You nailed it Joey when you say the arms have to stay bent, and they have to stay compact until the player is well into their rotation. And … they shouldn’t start to straighten them out until at the very least, heel plant – and by then they should be way into the swing as well. Anything else and they will NEVER rotate to their maximum velocity.
Rotational velocity is the #1 component to a fast swing (with power). You see some guys with what looks like fast swings, but they can’t deliver energy to the ball. Remember … it’s not about weight transfer, or bat speed, it’s about transferring energy. If the bat, or your hands and arms absorb, or use energy, that’s not good because it’s not making it to the ball. So getting a good forward movement has to set the table for your rotation, and the rotation phase preludes the arm thrust phase. I called it an ‘arm thrust’ because I don’t know how else to put it. It’s not a ‘thrust’ per say, but it is most definitely a straightening/finishing, which allows/forces the kinetic and potential energy out through the bat.
Take a look at this footage and pay attention to the arms, but particular attention to the back arm. Watch how they use the straightening of their arms to drive their hands forward, and the back arm to also bring the bat head around. Many coaches say “It’s all in the wrists”, but to get that much weight (the bat head) to accelerate to that degree in that short a time … your wrists would be only minimally successful – you need your arms!
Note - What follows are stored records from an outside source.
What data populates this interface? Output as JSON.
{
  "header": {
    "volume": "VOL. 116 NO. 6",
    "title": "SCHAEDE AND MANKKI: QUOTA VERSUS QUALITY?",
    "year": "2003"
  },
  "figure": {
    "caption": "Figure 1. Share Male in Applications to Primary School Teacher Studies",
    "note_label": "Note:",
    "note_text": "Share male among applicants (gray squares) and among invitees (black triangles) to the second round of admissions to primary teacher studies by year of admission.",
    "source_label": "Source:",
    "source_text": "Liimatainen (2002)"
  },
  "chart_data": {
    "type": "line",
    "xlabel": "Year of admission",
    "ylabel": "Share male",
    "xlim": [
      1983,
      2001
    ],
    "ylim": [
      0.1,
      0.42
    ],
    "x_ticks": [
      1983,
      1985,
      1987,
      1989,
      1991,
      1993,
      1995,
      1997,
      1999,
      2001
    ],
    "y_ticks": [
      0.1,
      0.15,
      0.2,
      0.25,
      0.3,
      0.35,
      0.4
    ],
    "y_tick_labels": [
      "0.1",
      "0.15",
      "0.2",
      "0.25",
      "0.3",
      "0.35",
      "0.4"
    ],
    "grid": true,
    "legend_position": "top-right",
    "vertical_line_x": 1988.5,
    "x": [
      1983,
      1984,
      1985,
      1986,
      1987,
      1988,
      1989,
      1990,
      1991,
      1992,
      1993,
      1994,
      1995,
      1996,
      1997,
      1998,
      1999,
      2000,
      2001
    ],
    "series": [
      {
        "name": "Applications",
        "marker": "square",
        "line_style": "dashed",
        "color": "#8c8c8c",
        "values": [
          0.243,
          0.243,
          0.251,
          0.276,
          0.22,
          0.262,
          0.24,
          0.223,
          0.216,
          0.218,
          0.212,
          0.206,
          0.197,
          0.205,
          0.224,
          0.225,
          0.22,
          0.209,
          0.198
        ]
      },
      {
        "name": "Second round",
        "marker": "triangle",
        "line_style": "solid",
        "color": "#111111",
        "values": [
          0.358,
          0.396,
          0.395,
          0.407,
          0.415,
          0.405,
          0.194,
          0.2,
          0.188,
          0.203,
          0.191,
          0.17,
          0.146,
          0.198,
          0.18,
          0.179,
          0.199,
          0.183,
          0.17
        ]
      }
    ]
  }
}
If the player straightens out their arms too soon, they lose that bat head speed. What they are doing essentially is releasing that energy prematurely. It’s the same for throwing where if a player tries to throw with a straight arm, they look like they’re throwing a hand grenade. To get max output on a throw, you need to push the ball forward with a whip of the hand that comes from the straightening of the arm at the elbow.
The speed and power in a baseball swing is to a large degree generated by the arms, and very late in the swing sequence. The other elements we identify I.E. balance, creating a positive movement to un-weight the bat and the players own body, high velocity rotation of the upper torso, etc are all extremely important for sure – but … all that is lost (or can be stolen), and can be sabotaged by what happens in the last moments before impact. That’s where the player utilizes the energy collected from the other components of the swing.
@Bob: I love how you describe the swing as transferring energy. Albert Einstein once said about energy, “Energy cannot be created or destroyed, it can only be changed from one form to another.” This is important because like you said if the player straightens out the front arm too soon, the bat head slows down. It’s simple turning science. The arms drift away from a human’s center of mass, spinning slows down. If the arms (and legs) stay close to the center, then rotation speeds up. And since a hitter is taking that linear and angular momentum energy and transferring it into the barrel, then ultimately the incoming pitch…the arms have to straighten out in the follow through. We’re letting go of the spinning rock on a string in a specific direction. Not just keeping the rock spinning in a circle (like an ice skater). But the human movement rules for turning faster are the same.
just a thought… What if there were two rotational swings combining to forming an eclipse… So the first one is using the linear momentum of the bodies forward movement and the lag of the pelvis… And angular momentum of the lead foot going outside that foot… This circle is axise around the lead hip… The second circle with an axis at the torso where the angular momentum of the torso already moving towards the rear and the linear momentum and force of the lean back from the collapse back side… Really just leaning back during lateral tilt which auto because of the pelvis lag and body moving forward… Than you you push off just like you did in the front… I hope you find this interesting….~DM
I’m trying to wrap my head around what you’re saying Djura, but I blame 17 years of playing on a honing of kinesthetic and audible learning methods with less on visual (reading). Do you feel comfortable sending a video of what you’re saying?